“Namaz, îmânın başı, dînin direği, İslam’ın kavli [sözü] ve müminlerin miracıdır. Göğün nûru ve Cehennemden kurtarıcıdır…”
Namaz, İslam’ın beş şartından ikincisidir. Dînin direğidir. Namaz, İslâm dîninde îmândan sonra ilk farz edilen emirdir. Kur’ân-ı kerîmde yüzden fazla âyet-i kerîmede (Namaz kılınız!) buyurulmaktadır. Namazını devamlı, doğru ve tam olarak kılan kimse, dînini, İslâm binasını ayakta durdurmuş olur. Namazı kılmayan, dînini ve İslâm binasını yıkmış olur.
Hadis-i şeriflerde buyuruldu ki:
(Namazın dindeki yeri, başın vücuttaki yeri gibidir.) [Taberani]
(Allahü teâlâ, her gün beş vakit namaz kılmayı farz etti. Kıymet vererek ve şartlarına uyarak, her gün beş vakit namaz kılanı Cennete koyacağını söz verdi) [Sünen-i Ebu Davud]
Namaz, Allahü teâlâya ve Resûlüne îmândan sonra, bütün amel ve ibadetlerden daha üstün bir ibadettir. Bunun için namazları, farzlarına, vaciplerine, sünnetlerine, müstehablarına riâyet ederek kılmalıdır. Peygamberimiz “sallallahü aleyhi ve sellem” bir hadis-i şeriflerinde buyurdu ki: (Ey ümmet ve Eshâbım! Edâsına tamâmiyle riâyet olunan namaz, Allahü teâlânın beğendiği bütün amellerin en üstünüdür. Peygamberlerin sünnetidir. Meleklerin sevdiğidir. Marifetin, yerin ve göklerin nûrudur. Bedenin kuvvetidir. Rızıkların berekâtıdır. Duanın kabulüne vesiledir. Melek-ül-mevte [yani ölüm meleğine], şefâatçıdır. Kabirde ışık, Münker ve Nekîre cevaptır. Kıyamet gününde üzerine gölgedir. Cehennem ateşiyle kendi arasında siperdir. Sırât köprüsünü yıldırım gibi geçiricidir. Cennetin anahtarıdır. Cennette başına tâcdır. Allahü teâlâ, müminlere namazdan daha önemli bir şey vermemiştir. Eğer namazdan daha üstün bir ibâdet olsaydı, en önce müminlere onu verirdi. Zirâ meleklerin kimi devamlı kıyâmda, kimi rükûda, kimi secdede, kimi de teşehhüddedir.

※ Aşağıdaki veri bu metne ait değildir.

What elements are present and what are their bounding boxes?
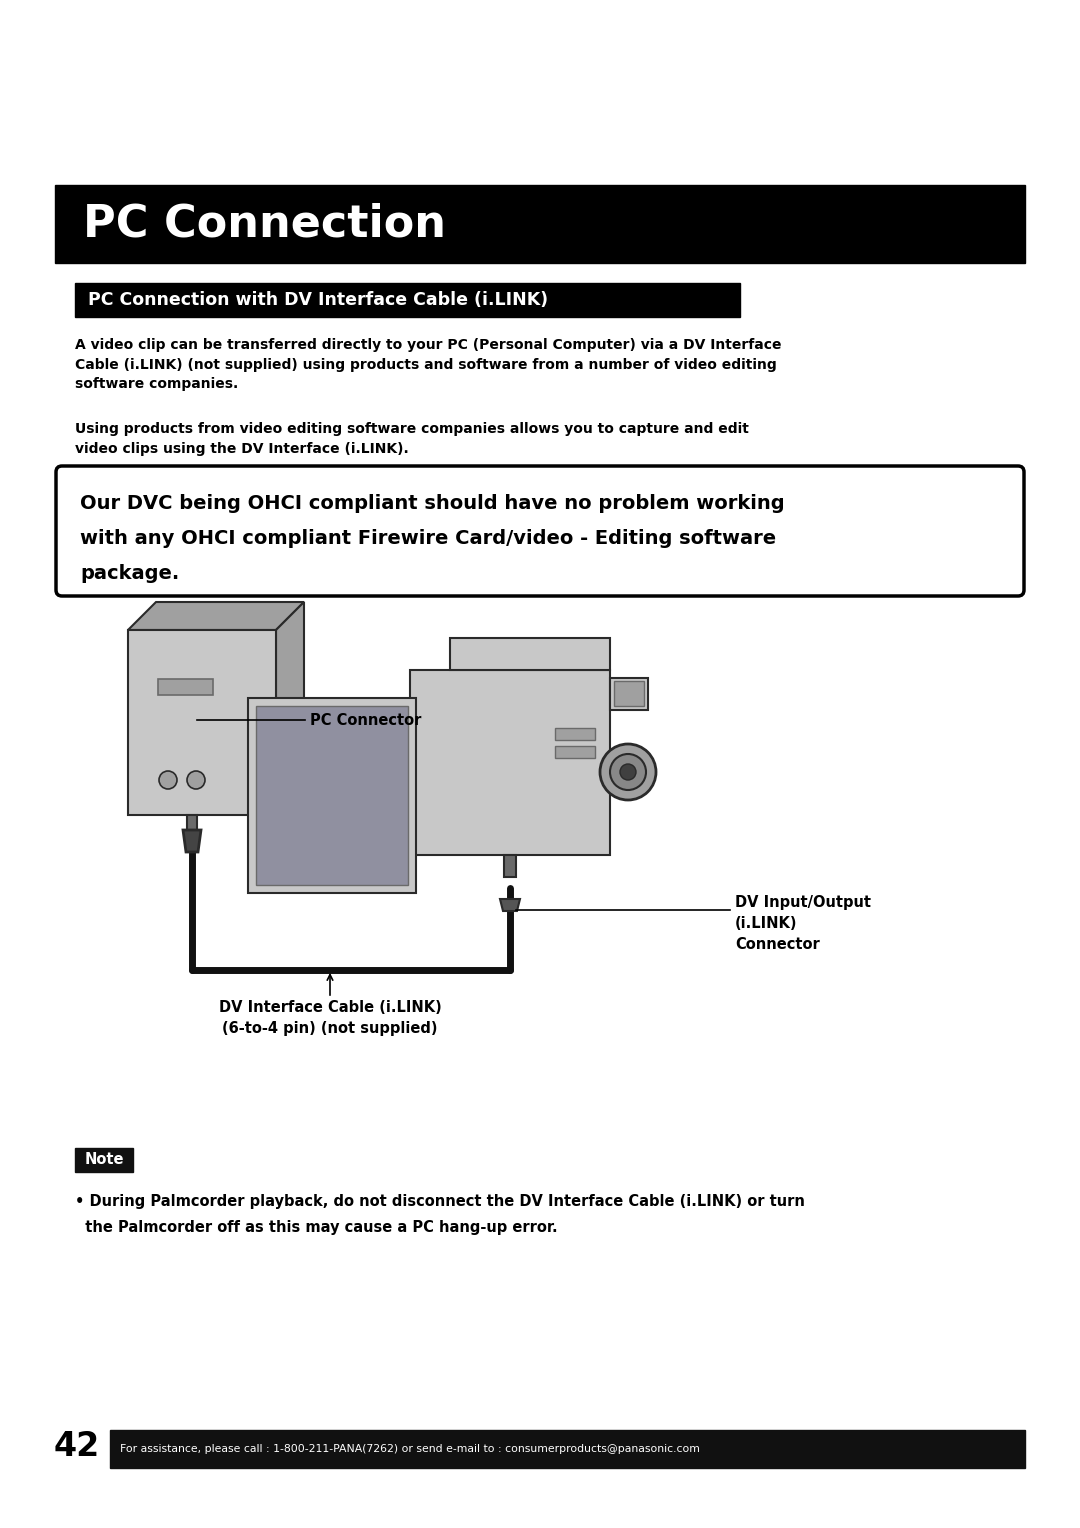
Bar <box>504 856 516 877</box>
Bar <box>248 698 416 892</box>
FancyBboxPatch shape <box>56 466 1024 596</box>
Bar <box>256 706 408 885</box>
Bar <box>55 185 1025 263</box>
Text: A video clip can be transferred directly to your PC (Personal Computer) via a DV: A video clip can be transferred directly… <box>75 338 782 391</box>
Bar <box>75 1148 133 1172</box>
Polygon shape <box>129 602 303 630</box>
Bar <box>555 727 595 740</box>
Text: PC Connector: PC Connector <box>310 712 421 727</box>
Text: with any OHCI compliant Firewire Card/video - Editing software: with any OHCI compliant Firewire Card/vi… <box>80 529 777 549</box>
Bar <box>410 669 610 856</box>
Bar <box>555 746 595 758</box>
Text: PC Connection: PC Connection <box>83 203 446 246</box>
Polygon shape <box>183 830 201 853</box>
Bar <box>75 283 740 316</box>
Text: Our DVC being OHCI compliant should have no problem working: Our DVC being OHCI compliant should have… <box>80 494 785 513</box>
Circle shape <box>187 772 205 788</box>
Polygon shape <box>500 898 519 911</box>
Bar <box>615 681 644 706</box>
Circle shape <box>600 744 656 801</box>
Bar <box>129 630 276 814</box>
Bar <box>158 678 213 695</box>
Bar <box>187 814 197 845</box>
Circle shape <box>159 772 177 788</box>
Circle shape <box>610 753 646 790</box>
Bar <box>610 678 648 711</box>
Text: Using products from video editing software companies allows you to capture and e: Using products from video editing softwa… <box>75 422 748 455</box>
Text: PC Connection with DV Interface Cable (i.LINK): PC Connection with DV Interface Cable (i… <box>87 290 549 309</box>
Circle shape <box>620 764 636 779</box>
Bar <box>110 1430 1025 1468</box>
Text: For assistance, please call : 1-800-211-PANA(7262) or send e-mail to : consumerp: For assistance, please call : 1-800-211-… <box>120 1444 700 1455</box>
Text: the Palmcorder off as this may cause a PC hang-up error.: the Palmcorder off as this may cause a P… <box>75 1219 557 1235</box>
Text: DV Interface Cable (i.LINK)
(6-to-4 pin) (not supplied): DV Interface Cable (i.LINK) (6-to-4 pin)… <box>218 999 442 1036</box>
Text: DV Input/Output
(i.LINK)
Connector: DV Input/Output (i.LINK) Connector <box>735 895 870 952</box>
Text: 42: 42 <box>54 1430 100 1464</box>
Polygon shape <box>276 602 303 814</box>
Text: • During Palmcorder playback, do not disconnect the DV Interface Cable (i.LINK) : • During Palmcorder playback, do not dis… <box>75 1193 805 1209</box>
Text: package.: package. <box>80 564 179 584</box>
Text: Note: Note <box>84 1152 124 1167</box>
Bar <box>450 639 610 669</box>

Bunların hepsini bir rekât namazda toplayıp, müminlere hediye verdi. Zirâ namaz, îmânın başı, dînin direği, İslam’ın kavli [sözü] ve müminlerin miracıdır. Göğün nûru ve Cehennemden kurtarıcıdır.) [Namaz Risalesi, Seyyid Abdülhakim Arvasi]
Namaz kılmak; Allahü teâlânın büyüklüğünü düşünerek, Onun karşısında kendi küçüklüğünü ve âcizliğini anlamaktır. Bunu anlayan kimse, hep iyilik yapar. Hiç kötülük yapamaz. Her gün beş kere, Rabbinin huzurunda olduğuna niyet eden kimsenin kalbi ihlâs ile dolar. Namazda yapılması emrolunan her hareket, kalbe ve bedene fâideler sağlamaktadır.
Namaz; insanları, çirkin, kötü ve yasak olan şeylerden alıkoyar. Günahlara keffâret olur. Resulullah sallallahü aleyhi ve sellem (Birinin evi önünde nehir olsa, her gün beş defa bu nehirde yıkansa, üzerinde kir kalır mı?) diye sordu. Hayır, ya Resulallah! dedik. (İşte, beş vakit namâzı kılanların da, böyle küçük günâhları af olunur) [Buhari] buyurdu.
İslam alimleri buyurdu ki: “Namaz, Allah’ın huzuruna kabul edilmenin bir nişânesidir.”